You Used Spam Trigger Words

Many spam filters are triggered by specific spam words in the body of the email or the email subject line.

Following are some common spam trigger words;

  • great offer
  • amazing
  • promise you
  • risk-free
  • cancel at any time
  • check or money order
  • increase sales
  • click here
  • congratulations
  • dear friend
  • this is not spam
  • for only ($)
  • free or toll-free
  • guarantee
  • winner
  • order now
  • special promotion

Your ESP may have a built-in tool that checks your email for spam trigger words before rolling out your email campaigns. Alternatively, you can also use third-party tools to see if your emails are likely to trigger spam filters.

You Didn’t Include an “Unsubscribe” Link

You just can’t build a house without any doors and you can’t send emails without an unsubscribe link within them.

Irrespective of what you think your email campaigns are, you still need to provide your subscribers an easy way out. And if you don’t, you could easily get spam compliant, imposed penalties, or the worst that your account gets suspended or blocked.

So, in the footer (bottom) of your emails, add an unsubscribe link or any other similar opt-out method.

And when any of your subscribers ask to be removed from your mailing lists, you need to process those requests within 10 business days. Also, you can’t charge them any fees to remove them or ask for any information other than their email address or make them do anything other than sending a reply email.

Example, you can’t ask your subscribers to fill out a form explaining why they want to unsubscribe before they can actually unsubscribe. On the other hand, if you do want to survey your subscribers, show them the survey just after they have successfully unsubscribed or in the unsubscribe confirmation email, but not before.

Your HTML Emails Don’t Follow Best Practices

If send text-only emails, you don’t have to worry about this. However, if you send HTML emails with a text-only version, you can easily add several branding elements that make your emails more memorable that help to improve engagement with your subscribers.

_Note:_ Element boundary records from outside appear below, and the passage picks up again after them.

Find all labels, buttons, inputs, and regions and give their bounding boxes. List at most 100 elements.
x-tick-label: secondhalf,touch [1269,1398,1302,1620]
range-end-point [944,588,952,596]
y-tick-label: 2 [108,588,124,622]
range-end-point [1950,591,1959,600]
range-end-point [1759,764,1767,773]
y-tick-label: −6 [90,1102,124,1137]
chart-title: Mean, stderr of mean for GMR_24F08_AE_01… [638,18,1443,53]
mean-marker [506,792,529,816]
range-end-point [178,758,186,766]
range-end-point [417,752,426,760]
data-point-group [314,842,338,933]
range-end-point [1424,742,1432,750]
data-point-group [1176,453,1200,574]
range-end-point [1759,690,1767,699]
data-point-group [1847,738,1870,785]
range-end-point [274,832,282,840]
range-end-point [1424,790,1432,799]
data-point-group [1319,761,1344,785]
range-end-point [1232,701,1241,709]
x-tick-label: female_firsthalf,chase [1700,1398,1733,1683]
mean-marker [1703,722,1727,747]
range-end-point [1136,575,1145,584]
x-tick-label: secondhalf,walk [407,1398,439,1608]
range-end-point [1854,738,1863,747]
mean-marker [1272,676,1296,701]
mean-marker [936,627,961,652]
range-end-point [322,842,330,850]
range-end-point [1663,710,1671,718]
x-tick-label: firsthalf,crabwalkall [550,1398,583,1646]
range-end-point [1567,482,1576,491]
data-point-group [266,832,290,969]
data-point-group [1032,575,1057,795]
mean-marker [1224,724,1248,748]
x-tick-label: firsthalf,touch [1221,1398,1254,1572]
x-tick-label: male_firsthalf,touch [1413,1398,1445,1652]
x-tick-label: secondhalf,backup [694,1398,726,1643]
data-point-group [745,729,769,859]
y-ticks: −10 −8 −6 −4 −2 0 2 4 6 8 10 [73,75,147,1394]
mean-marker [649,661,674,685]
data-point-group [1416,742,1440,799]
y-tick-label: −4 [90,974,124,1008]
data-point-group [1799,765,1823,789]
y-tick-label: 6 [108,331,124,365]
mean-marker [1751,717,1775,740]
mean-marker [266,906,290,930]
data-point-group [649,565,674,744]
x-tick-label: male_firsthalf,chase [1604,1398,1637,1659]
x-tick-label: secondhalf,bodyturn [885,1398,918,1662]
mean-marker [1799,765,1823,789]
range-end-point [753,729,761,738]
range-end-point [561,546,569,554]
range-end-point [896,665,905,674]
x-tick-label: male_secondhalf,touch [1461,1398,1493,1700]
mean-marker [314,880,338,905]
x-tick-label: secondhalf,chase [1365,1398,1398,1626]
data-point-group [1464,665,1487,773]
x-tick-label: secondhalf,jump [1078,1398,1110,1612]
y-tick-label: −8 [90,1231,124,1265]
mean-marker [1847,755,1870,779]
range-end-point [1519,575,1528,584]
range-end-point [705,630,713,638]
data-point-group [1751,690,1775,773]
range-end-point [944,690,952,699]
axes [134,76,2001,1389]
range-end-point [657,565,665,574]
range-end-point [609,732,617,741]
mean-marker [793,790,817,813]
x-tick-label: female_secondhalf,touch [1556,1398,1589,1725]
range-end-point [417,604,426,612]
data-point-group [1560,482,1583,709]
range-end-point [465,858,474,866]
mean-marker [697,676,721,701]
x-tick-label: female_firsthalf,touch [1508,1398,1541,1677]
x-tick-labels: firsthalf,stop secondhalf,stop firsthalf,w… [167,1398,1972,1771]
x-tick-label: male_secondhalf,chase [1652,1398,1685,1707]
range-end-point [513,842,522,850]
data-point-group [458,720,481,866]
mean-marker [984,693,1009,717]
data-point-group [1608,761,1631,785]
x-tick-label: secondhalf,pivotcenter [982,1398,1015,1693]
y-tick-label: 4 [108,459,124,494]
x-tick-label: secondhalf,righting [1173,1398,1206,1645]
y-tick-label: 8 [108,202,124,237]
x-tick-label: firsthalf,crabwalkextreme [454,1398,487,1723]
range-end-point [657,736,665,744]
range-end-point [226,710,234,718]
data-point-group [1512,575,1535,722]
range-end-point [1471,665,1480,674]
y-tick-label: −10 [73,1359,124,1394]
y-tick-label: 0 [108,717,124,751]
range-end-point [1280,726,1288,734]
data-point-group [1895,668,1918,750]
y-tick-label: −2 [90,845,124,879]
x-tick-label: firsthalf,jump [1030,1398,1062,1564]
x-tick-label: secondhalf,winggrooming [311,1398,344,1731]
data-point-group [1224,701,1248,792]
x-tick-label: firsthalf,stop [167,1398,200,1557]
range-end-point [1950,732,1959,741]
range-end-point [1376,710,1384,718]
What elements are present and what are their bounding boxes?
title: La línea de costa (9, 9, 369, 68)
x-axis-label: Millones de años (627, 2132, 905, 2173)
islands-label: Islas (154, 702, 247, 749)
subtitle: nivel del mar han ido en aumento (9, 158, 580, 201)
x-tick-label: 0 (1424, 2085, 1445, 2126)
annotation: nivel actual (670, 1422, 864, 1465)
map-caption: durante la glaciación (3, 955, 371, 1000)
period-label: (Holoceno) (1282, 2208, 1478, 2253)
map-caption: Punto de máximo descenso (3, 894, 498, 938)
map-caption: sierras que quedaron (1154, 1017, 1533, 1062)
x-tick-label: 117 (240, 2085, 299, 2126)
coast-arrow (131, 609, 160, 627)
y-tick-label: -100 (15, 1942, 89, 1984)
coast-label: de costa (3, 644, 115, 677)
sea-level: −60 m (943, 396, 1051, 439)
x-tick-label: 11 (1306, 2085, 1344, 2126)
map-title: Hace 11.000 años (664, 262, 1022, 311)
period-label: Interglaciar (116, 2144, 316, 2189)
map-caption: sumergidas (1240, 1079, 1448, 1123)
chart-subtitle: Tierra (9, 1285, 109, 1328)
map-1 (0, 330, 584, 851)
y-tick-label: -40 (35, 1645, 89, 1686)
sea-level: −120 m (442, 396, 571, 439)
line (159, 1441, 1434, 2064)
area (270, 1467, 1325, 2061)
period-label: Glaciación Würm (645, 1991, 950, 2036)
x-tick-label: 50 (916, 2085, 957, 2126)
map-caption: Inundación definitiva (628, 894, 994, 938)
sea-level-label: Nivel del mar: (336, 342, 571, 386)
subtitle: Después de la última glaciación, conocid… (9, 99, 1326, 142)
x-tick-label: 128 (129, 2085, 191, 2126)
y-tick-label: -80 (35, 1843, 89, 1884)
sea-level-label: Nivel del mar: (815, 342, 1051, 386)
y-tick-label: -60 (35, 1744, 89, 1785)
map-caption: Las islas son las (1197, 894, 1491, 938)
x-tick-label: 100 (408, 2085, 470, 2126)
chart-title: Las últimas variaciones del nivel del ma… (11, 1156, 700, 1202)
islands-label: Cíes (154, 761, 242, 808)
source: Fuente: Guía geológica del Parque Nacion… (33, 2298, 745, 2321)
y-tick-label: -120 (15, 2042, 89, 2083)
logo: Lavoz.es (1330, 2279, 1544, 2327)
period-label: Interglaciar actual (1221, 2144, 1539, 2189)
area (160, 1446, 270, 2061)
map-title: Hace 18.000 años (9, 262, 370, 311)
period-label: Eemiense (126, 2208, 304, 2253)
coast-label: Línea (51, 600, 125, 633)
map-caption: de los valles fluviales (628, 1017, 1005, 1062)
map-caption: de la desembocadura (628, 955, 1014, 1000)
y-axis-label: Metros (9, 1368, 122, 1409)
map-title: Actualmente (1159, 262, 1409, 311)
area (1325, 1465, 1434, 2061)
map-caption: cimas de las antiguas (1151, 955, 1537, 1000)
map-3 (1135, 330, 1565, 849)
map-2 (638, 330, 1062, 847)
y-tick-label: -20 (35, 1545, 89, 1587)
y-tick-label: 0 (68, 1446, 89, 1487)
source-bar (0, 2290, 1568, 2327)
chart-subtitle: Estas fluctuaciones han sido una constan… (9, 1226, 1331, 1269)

When we tested plain text email versus branded HTML emails, we found that branded HTML emails get higher engagement.

However, you need to follow the following best practices for sending branded HTML emails to avoid getting your emails marked as spam;

  • Keep your HTML code clean and as simple as possible. If you are using a template from a reputable ESP, you should be fine.
  • Optimize your emails for mobile. Ensure that your emails are readable and load quickly on mobile devices and that your links can be accessed easily with the press of a thumb.
  • Use a maximum width of 600-800 pixels. This will help them to look good in most email clients.
  • Keep your image-to-text ratio low. Images are good to add in your emails, but never send image-only emails with no text.
  • Don’t use obscure fonts. Stick with fonts that work across platforms like Arial, Georgia, Verdana, and Times New Roman.
  • Optimize your images for your email by compressing them. And avoid using super-high-resolution images or other media with very large file size.

Bad Email Design

When designing the email for your next email campaign, it’s critical to follow some of the best practices like the following;

  • If it’s a marketing email, the email must include a physical address to stay compliant with the CAN-SPAM Act
  • The email should be mobile friendly and should also be compatible with desktops
  • Avoid spam trigger words like risk-free, toll-free, special offer, dear friend, etc.
  • The email should be branded so your subscribers can recognize you easily (This includes things like logo, fonts, colors, images, and tone)
  • Your email should not be images only, maintain a good image to text ratio
  • The text in your email should be to-the-point, simple, and easily digestible for quick readers


While these tips are great for email senders trying to deliver their emails to the inbox, but there is so much more to consider. Thankfully, a good ESP can help you to ensure you have everything that you need to avoid getting your emails land in your subscriber’s spam folder. From IP warming and authentication to metric tracking- a good ESP does most of the hard work for you and also gives you access to their tools and platform that you need to effectively deliver your emails to your subscriber’s inbox.